A gathering of astonished students watched as she cut herself free of the chute with her dagger. ‘Don’t try that without at least three large drinks beforehand,’ she advised them as she hurried past and up the Hill.
Kal made it to Ben’s mansion five minutes later, a mere fifteen minutes since she had turned the tables on Cassava and freed the dragon. She could see that the lights were on inside, despite it still being early afternoon. As she ran breathlessly up the gravel drive, she could also make out the silhouettes of Ben’s guests behind the ground floor windows. There was no sign of the Senate Guard who were supposed to be on duty outside. Kal picked up her pace—
—and was stopped suddenly in her tracks as a blinding yellow light flashed from behind every window. For a split second the silhouettes inside were picked out in sharp contrast, before fragmenting into thousands of pieces as all the glass windows shattered.
Then the mansion exploded with an deafening
BOOOOM
, and Kal barely had time to drop to the ground before chunks of stone and marble began to rain down on top of her.
V.iv
Tumbling Dice
Ben!
Kal’s shock lasted mere moments, before avenging fury took its place. She brought all of her anger to the aid of her muscles, and heaved away the splintered wooden beam that had her pinned to the ground. Masonry and smashed furniture fell away as Kal stood up in a cloud of dust.
She had been transported to another world; instead of the sunlit tranquillity of the previous day, the peak of Arcus Hill was now a vision of hell. Roiling black clouds hung so low they were almost within reach.
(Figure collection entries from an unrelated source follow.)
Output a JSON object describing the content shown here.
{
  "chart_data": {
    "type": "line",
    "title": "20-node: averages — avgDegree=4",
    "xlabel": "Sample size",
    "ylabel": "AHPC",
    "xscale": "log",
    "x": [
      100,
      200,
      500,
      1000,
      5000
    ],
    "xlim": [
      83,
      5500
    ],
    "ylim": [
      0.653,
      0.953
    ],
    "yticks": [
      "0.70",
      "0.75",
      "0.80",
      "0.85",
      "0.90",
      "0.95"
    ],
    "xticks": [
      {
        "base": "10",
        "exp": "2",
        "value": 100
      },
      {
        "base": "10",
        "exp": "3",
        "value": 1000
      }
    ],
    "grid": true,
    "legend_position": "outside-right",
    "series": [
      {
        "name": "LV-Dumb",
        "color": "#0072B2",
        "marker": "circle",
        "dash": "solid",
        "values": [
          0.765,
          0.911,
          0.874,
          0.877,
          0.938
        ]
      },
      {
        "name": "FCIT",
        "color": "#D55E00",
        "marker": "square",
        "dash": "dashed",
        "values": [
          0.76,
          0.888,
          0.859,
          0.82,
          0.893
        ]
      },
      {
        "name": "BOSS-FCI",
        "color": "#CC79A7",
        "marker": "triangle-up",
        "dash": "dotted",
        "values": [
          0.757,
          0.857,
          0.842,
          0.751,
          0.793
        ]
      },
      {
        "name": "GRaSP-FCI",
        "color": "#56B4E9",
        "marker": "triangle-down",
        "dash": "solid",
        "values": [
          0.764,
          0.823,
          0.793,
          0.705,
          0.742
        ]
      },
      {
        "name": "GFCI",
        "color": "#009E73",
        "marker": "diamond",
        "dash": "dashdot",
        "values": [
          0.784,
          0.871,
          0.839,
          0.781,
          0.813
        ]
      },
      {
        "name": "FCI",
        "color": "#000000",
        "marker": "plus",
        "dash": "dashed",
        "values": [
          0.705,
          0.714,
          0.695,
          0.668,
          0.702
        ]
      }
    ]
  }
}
Rising plumes of dust and smoke obscured the horizon, and scattered flames played freely among the grey rubble that lay everywhere. There was nothing human, nothing recognisably man-made, within sight.
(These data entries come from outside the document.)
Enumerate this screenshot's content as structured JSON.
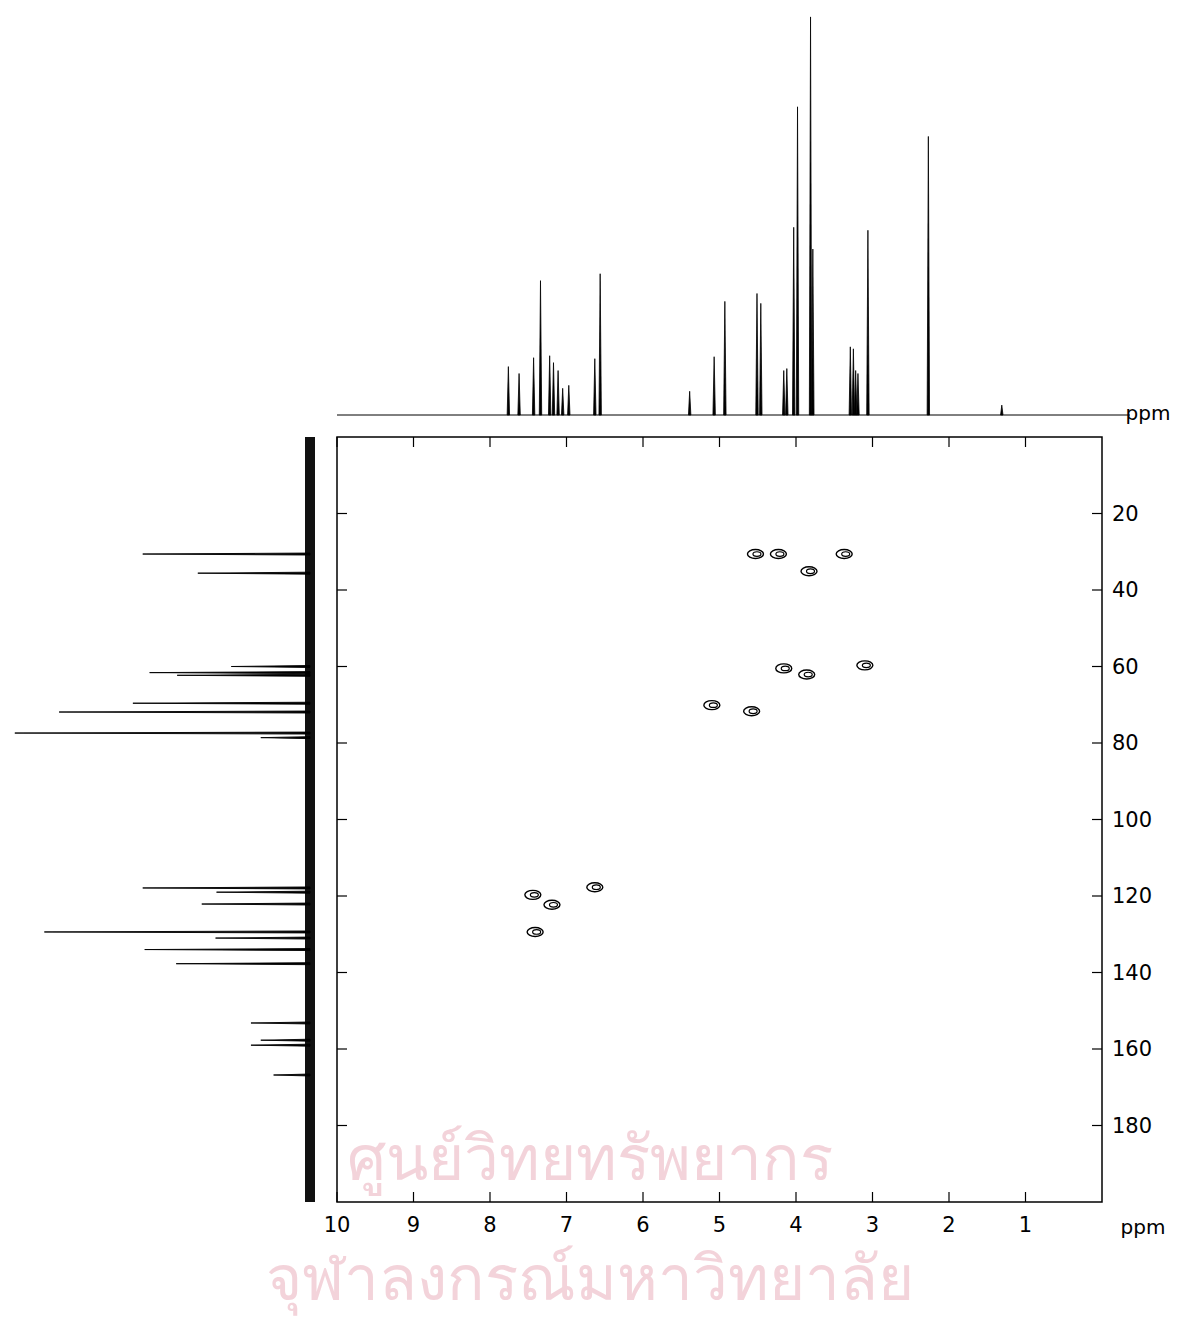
{
  "chart_data": {
    "type": "scatter",
    "x_label": "ppm",
    "y_label": "ppm",
    "xlim": [
      10,
      0
    ],
    "xticks": [
      10,
      9,
      8,
      7,
      6,
      5,
      4,
      3,
      2,
      1
    ],
    "ylim": [
      0,
      200
    ],
    "yticks": [
      20,
      40,
      60,
      80,
      100,
      120,
      140,
      160,
      180
    ],
    "x": [
      4.53,
      4.23,
      3.37,
      3.83,
      4.16,
      3.86,
      3.1,
      5.1,
      4.58,
      7.44,
      7.19,
      6.63,
      7.41
    ],
    "values": [
      30.6,
      30.6,
      30.6,
      35.1,
      60.5,
      62.1,
      59.7,
      70.1,
      71.7,
      119.7,
      122.3,
      117.7,
      129.4
    ],
    "color": "#000000",
    "h_spectrum": {
      "x": [
        7.76,
        7.62,
        7.43,
        7.34,
        7.22,
        7.17,
        7.11,
        7.05,
        6.97,
        6.63,
        6.56,
        5.39,
        5.07,
        4.93,
        4.51,
        4.46,
        4.16,
        4.12,
        4.03,
        3.98,
        3.81,
        3.78,
        3.29,
        3.25,
        3.22,
        3.19,
        3.06,
        2.27,
        1.31
      ],
      "values": [
        49,
        42,
        58,
        136,
        60,
        53,
        45,
        27,
        30,
        57,
        143,
        24,
        59,
        115,
        123,
        113,
        45,
        47,
        190,
        312,
        403,
        168,
        69,
        67,
        45,
        42,
        187,
        282,
        10
      ],
      "ylim": [
        0,
        410
      ]
    },
    "c_spectrum": {
      "x": [
        30.6,
        35.6,
        60.0,
        61.6,
        62.3,
        69.6,
        71.9,
        77.4,
        78.6,
        117.9,
        119.0,
        122.1,
        129.4,
        131.0,
        134.0,
        137.7,
        153.2,
        157.7,
        159.0,
        166.8
      ],
      "values": [
        170,
        114,
        80,
        163,
        135,
        180,
        255,
        300,
        50,
        170,
        95,
        110,
        270,
        96,
        168,
        136,
        60,
        50,
        60,
        37
      ],
      "xlim": [
        0,
        310
      ]
    },
    "annotations": [
      "ศูนย์วิทยทรัพยากร",
      "จุฬาลงกรณ์มหาวิทยาลัย"
    ]
  }
}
Kal cringed as a zigzagging bolt of lightning flashed through the sky, revealing the nearby bulk of the Basilica as it grounded itself on the spire of the dome. Kal knew that the thunder would follow, but even so it still made her quail as it echoed all around. She felt it rattle her bones.
What had happened here to turn her world upside down? An accident? Nim had mentioned that she had been storing explosives at the mansion. But Nim was far too professional to be careless. Someone else must have seen an opportunity to wreak havoc. Kal had foreseen death today, but not on this scale.
She started to pick her way through the remains of the mansion. Kal had wanted the explosives for an expedition she planned to lead into the caves below the city. Well, that looked like it was going to be a one-woman expedition now. But at least she no longer needed the explosives: she had picked up something in town today that she hoped would allow her to access the mysterious door deep underground that bore the mark of Feron Firehand.